Three magic words can be used to stimulate the growth of human nerve cells in a laboratory: location.
In lab dishes, many experiments have been done to grow nerve cells from humans. But a new study enlists some real estate that’s a bit more unconventional: the brain of a rat. Implanted clusters containing human Neurons grow larger and more complexResearchers report online on October 12th that their cohorts grew in dishes more than they did in dishes Nature.
However, the functionalities of human cells are not limited to this. The implanted human cells can both receive signals from rat cells and influence the rats’ behavior, connections that “demonstrate more substantial integration of the transplanted neurons,” says Arnold Kriegstein, a developmental neuroscientist at the University of California, San Francisco, who wasn’t involved in the study. “This is a significant advance.”
Scientists have created increasingly complex brain organoids over the past decade. These 3-D clusters are derived from stem cells, which grow and produce new cells. You can imitate the human brain (SN: 2/20/18). These organoids don’t re-create the full complexity of human neurons that develop in an actual brain. But they can be windows into an otherwise inscrutable process — human brain development, and how it can go awry (SN: 9/3/21). “Even if they’re not entirely perfect, [these models] are surrogates for human cells in a way that animal cells are not,” Kriegstein says. “And that’s really exciting.”
Sergiu Pasca, a Stanford School of Medicine neuroscientist, and his colleagues implanted human cerebral brain organoids in the brains of newborn rats to push them closer to their full potential. They began to grow together with their hosts. Three months later, the organoids were about nine times their starting volume, ultimately making up about a third of one side of the rat’s cortex, the outer layer of the brain. “It pushes the rat cells aside,” Pasca says. “It grows as a unit.”
These human cells flourished because rats’ brains offer perks that lab dishes can’t, such as blood supply, a precise mix of nutrients and stimulation from nearby cells.
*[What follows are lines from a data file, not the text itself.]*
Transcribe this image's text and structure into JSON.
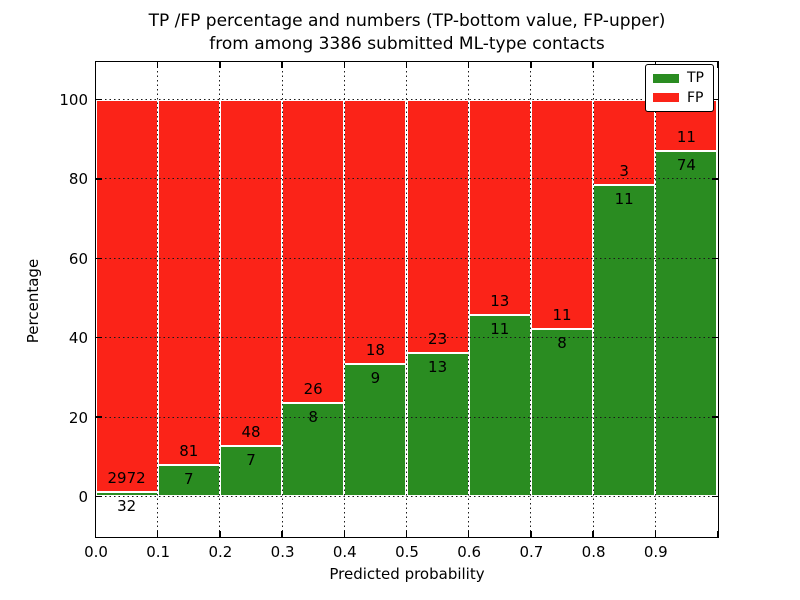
{
  "figure": {
    "title_line1": "TP /FP percentage and numbers (TP-bottom value, FP-upper)",
    "title_line2": "from among 3386 submitted ML-type contacts"
  },
  "chart_data": {
    "type": "bar",
    "variant": "stacked-percentage",
    "title": "TP /FP percentage and numbers (TP-bottom value, FP-upper)\nfrom among 3386 submitted ML-type contacts",
    "xlabel": "Predicted probability",
    "ylabel": "Percentage",
    "total_contacts": 3386,
    "bin_left_edges": [
      0.0,
      0.1,
      0.2,
      0.3,
      0.4,
      0.5,
      0.6,
      0.7,
      0.8,
      0.9
    ],
    "bin_width": 0.1,
    "series": [
      {
        "name": "TP",
        "color": "#2a8c21",
        "counts": [
          32,
          7,
          7,
          8,
          9,
          13,
          11,
          8,
          11,
          74
        ]
      },
      {
        "name": "FP",
        "color": "#fb2318",
        "counts": [
          2972,
          81,
          48,
          26,
          18,
          23,
          13,
          11,
          3,
          11
        ]
      }
    ],
    "tp_percent_heights": [
      1.1,
      8.0,
      12.7,
      23.5,
      33.3,
      36.1,
      45.8,
      42.1,
      78.6,
      87.1
    ],
    "bars_stack_to_percent": 100,
    "xticks": [
      "0.0",
      "0.1",
      "0.2",
      "0.3",
      "0.4",
      "0.5",
      "0.6",
      "0.7",
      "0.8",
      "0.9"
    ],
    "yticks": [
      0,
      20,
      40,
      60,
      80,
      100
    ],
    "xlim": [
      0.0,
      1.0
    ],
    "ylim": [
      -10,
      110
    ],
    "grid": "dotted-both-axes",
    "legend": {
      "position": "upper-right",
      "entries": [
        {
          "label": "TP",
          "color": "#2a8c21"
        },
        {
          "label": "FP",
          "color": "#fb2318"
        }
      ]
    }
  }
}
This environmental support coaxed individual human neurons to grow bigger — six times as large by one measure — than the same sort of cells grown in dishes. The brains of rats were more complex than those grown in dishes, with more intricate branching patterns and synapses.
Pasca and his coworkers wanted to see if the cells were more mature. The electrical properties of implanted neurons performed more like cells in the human brain than cells in dishes when tested.
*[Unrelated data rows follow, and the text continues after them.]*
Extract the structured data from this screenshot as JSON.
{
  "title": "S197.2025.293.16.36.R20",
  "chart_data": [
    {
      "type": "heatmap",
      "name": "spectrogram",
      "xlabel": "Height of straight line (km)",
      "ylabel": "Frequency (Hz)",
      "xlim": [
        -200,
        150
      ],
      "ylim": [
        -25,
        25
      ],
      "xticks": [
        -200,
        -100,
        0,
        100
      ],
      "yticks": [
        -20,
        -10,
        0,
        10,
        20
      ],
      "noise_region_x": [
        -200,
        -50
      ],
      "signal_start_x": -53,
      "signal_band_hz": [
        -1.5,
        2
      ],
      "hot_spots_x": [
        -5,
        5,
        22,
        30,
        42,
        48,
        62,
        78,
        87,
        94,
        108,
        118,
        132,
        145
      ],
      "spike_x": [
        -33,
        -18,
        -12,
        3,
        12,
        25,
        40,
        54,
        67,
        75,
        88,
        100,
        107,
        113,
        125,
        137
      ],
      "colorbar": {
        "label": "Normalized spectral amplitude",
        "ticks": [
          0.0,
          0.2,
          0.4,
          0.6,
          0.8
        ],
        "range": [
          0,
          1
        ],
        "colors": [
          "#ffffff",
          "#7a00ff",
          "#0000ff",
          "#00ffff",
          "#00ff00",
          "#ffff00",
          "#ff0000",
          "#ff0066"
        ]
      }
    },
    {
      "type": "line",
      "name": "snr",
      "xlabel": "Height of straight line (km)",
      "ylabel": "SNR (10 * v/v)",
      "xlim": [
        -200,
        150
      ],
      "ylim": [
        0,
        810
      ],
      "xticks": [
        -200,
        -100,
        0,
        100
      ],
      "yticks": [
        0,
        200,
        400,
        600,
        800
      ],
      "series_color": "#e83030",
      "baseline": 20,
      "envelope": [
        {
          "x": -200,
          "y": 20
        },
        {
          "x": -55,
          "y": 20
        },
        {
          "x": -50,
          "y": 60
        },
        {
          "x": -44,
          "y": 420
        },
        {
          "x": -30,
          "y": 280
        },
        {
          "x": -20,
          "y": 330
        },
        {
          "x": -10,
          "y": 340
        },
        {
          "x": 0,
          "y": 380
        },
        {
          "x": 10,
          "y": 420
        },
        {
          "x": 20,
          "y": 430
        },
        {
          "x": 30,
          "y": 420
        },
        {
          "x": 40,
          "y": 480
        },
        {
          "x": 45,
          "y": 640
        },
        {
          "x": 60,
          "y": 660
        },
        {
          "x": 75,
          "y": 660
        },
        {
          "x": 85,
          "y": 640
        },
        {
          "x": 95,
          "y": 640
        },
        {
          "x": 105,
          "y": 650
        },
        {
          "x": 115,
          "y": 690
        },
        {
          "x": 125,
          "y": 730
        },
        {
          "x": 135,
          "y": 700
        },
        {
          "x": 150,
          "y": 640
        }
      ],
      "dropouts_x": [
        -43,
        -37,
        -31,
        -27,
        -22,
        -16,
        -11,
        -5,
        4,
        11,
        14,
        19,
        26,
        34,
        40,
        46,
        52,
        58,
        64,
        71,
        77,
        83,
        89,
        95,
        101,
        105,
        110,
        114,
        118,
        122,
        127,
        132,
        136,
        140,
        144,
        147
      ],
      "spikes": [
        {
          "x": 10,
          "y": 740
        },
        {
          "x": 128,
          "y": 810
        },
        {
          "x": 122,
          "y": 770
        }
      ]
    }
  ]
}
These neurons developed connections with their host cells in rat brains over months. The organoids of human were placed in the somatosensory cortex, which is a part the brain responsible for handling whisker input. Some of the cells in the human body responded to researchers’ attempts to blow air at their whiskers.
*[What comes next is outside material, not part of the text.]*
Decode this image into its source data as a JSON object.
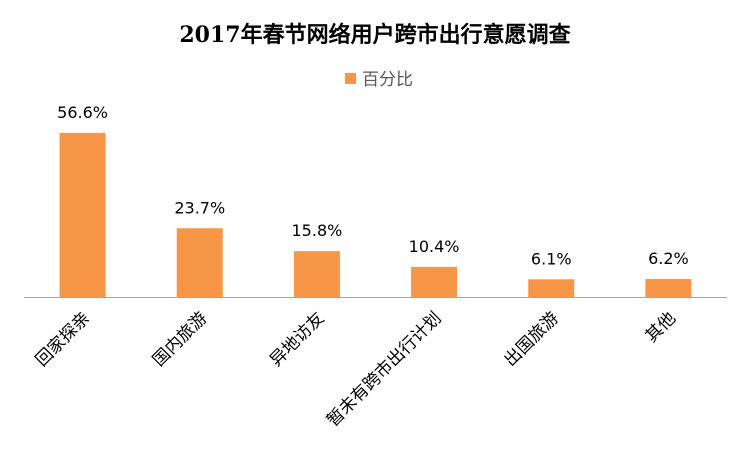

What’s more, the human cells could influence the behavior of the rat. Further experiments revealed that the researchers had genetically modified the organoids to respond with blue light. The neurons responded to a flashing light and sent signals. Researchers then rewarded them with water. The rats began to learn to move to the water spout from signals sent by their human organoid cell.
In behavioral tests, rats with human implants didn’t show signs of higher intelligence or memory; in fact, researchers were more concerned with deficits. The human organoids were nudging out their hosts’ brains, after all. “Will there be memory deficits? Will there be motor shortages? Will there be seizures?” Pasca asked. But after extensive tests, including behavior tests, EEGs and MRIs, “we could not find differences,” Pasca says.
Another experiment used nerve cells taken from Timothy syndrome patients, which is a severe developmental disorder that impairs brain growth. Growing organoids created with these patients’ cells in rats’ brains might reveal differences that other techniques would not, the researchers reasoned. The researchers found that neurons in these organoids displayed fewer complex message-receiving and transmitting dendrites than organoids derived from patients without the syndrome.
Pasca claims that organoids made of patient-specific cells could be used to test treatments. “Challenging disorders will require bold approaches,” he says. “We will need to build human models that recapitulate more aspects of the human brain to study these uniquely human conditions.”